These are delicious! Gavan Murphy, the healthy chef, brought some into the studio this morning and I promise you they are awesome!!!
Banana Buckwheat Muffins
Recipe
Makes about 10 muffins
½ cup buckwheat flour
1/4 cup whole wheat flour
1/4 cup oats – toasted in dry saute pan for 5 mins, lightly browned
2 tbsp raw wheat germ
1/2 tsp ground allspice
1/2 tsp ground nutmeg
1 tsp ground cinnamon
1/2 tsp salt
3/4 cup Xylitol (birch sugar)
1 1/2 bananas – mashed
2 large organic eggs – whisked
1 1/4 cups grated carrot
1/4 cup canola oil
DIRECTIONS:
Preheat oven 325°F.
Combine flours, oats, wheat germ, allspice, nutmeg, cinnamon and salt in a food processor and mix until fine.
Add all remaining ingredients in a large mixing bowl and using your hands, mix until all ingredients are incorporated. Then add in the blended dry ingredients and mix everything together until moist.

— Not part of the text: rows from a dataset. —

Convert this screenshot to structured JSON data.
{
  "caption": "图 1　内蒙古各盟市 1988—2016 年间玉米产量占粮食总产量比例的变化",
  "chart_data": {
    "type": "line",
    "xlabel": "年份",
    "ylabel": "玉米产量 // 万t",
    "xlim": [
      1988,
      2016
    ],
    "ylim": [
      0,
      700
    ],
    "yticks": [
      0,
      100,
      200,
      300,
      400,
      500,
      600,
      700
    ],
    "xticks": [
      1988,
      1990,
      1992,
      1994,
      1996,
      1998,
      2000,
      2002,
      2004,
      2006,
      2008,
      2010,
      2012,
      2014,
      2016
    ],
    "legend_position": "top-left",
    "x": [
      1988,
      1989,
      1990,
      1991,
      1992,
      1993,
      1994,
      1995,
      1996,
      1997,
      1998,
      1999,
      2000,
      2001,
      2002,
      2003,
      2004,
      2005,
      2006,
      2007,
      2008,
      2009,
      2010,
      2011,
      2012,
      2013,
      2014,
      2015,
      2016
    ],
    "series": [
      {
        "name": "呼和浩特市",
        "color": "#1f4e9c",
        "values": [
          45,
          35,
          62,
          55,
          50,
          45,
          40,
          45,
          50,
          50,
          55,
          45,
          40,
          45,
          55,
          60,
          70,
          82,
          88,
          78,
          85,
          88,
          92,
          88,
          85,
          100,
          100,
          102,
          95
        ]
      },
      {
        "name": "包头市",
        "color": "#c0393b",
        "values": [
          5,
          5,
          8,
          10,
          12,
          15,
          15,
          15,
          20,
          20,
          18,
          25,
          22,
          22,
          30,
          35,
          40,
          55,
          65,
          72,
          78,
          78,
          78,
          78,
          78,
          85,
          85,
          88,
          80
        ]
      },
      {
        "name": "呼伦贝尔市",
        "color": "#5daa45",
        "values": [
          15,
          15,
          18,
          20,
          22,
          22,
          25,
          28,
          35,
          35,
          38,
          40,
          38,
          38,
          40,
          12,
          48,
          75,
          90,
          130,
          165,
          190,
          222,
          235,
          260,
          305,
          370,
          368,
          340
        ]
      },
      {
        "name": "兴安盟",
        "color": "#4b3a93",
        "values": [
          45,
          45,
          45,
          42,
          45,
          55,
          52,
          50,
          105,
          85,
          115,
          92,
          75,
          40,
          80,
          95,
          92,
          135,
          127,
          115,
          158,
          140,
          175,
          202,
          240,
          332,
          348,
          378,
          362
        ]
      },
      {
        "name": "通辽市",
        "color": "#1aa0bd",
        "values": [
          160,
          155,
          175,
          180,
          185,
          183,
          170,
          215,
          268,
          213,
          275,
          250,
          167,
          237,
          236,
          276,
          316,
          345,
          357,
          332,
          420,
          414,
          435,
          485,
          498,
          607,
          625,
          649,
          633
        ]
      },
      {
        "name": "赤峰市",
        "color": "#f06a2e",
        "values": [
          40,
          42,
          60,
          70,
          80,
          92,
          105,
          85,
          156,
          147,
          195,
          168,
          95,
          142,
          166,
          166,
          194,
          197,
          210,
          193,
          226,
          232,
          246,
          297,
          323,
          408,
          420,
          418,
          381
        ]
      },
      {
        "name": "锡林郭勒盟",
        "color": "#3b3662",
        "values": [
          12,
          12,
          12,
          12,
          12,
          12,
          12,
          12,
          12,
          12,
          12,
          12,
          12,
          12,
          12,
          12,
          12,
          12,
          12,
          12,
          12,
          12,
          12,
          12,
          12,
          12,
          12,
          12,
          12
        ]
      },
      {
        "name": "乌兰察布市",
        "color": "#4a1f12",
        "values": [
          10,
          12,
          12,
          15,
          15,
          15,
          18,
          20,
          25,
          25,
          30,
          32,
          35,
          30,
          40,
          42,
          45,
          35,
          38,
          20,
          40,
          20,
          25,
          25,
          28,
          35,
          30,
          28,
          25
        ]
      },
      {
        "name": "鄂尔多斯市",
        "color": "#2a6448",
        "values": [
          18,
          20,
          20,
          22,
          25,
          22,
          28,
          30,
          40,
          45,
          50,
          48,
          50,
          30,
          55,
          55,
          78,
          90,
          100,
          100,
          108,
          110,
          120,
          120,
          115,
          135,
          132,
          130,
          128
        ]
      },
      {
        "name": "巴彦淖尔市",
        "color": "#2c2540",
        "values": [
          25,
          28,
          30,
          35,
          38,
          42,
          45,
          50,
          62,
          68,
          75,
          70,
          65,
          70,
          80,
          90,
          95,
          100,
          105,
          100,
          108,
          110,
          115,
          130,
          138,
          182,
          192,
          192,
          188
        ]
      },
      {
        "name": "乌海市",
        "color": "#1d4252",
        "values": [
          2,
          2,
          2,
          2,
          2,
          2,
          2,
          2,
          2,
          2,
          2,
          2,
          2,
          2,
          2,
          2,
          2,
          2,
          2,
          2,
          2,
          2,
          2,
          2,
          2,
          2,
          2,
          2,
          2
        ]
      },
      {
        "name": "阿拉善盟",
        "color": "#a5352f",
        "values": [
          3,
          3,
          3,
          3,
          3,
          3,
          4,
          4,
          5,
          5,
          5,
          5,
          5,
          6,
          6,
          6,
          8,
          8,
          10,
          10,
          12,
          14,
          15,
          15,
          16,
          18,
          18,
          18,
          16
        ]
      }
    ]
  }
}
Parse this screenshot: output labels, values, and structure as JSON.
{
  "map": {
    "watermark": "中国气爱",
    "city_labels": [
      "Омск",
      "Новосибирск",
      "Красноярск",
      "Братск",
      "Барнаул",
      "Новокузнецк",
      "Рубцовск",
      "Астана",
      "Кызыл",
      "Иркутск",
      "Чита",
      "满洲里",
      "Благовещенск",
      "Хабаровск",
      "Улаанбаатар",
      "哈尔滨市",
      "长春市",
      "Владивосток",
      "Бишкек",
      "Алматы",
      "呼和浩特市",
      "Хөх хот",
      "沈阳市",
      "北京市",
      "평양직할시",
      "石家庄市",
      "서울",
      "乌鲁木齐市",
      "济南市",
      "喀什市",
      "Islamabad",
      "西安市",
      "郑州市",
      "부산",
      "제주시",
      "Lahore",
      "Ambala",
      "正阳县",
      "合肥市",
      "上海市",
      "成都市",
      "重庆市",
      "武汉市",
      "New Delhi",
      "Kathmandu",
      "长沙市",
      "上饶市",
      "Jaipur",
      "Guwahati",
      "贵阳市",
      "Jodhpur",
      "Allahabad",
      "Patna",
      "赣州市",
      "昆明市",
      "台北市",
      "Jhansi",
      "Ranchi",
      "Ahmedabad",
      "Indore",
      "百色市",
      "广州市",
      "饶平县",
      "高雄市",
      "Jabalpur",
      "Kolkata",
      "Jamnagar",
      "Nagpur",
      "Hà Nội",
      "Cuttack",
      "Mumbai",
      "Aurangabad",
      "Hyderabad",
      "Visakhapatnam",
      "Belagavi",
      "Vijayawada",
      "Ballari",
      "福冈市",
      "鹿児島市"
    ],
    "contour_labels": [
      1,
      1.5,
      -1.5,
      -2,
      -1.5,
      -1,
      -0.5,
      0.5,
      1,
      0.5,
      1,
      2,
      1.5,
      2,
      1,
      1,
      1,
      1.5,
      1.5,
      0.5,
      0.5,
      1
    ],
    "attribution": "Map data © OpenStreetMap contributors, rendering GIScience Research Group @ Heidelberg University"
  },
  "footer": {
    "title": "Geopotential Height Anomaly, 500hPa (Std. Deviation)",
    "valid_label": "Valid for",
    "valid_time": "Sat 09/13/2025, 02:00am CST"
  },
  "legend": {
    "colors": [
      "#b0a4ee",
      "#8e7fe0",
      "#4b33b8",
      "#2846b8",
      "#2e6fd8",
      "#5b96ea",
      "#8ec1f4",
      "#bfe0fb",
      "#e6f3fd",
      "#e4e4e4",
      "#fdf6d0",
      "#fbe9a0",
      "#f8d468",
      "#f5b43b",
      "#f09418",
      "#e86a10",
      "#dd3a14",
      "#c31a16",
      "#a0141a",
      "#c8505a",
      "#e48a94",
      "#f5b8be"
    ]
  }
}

Spray muffin tin with canola oil spray and fill each muffin mold 3/4 full.
Pop in oven for 20-25 minutes.
To check if they’re baked all the way though, pierce a muffin in the center with a toothpick and if it comes out clean, you’re good to go.
Remove from oven and let cool in the tins.
To store: Once completely cool and at room temperature, store in an airtight container to retain freshness.
To Freeze: Put in airtight Tupperware containers or Ziploc bags and freeze for up to 3 months. Freeze in batches of 3 or 4 for convenience.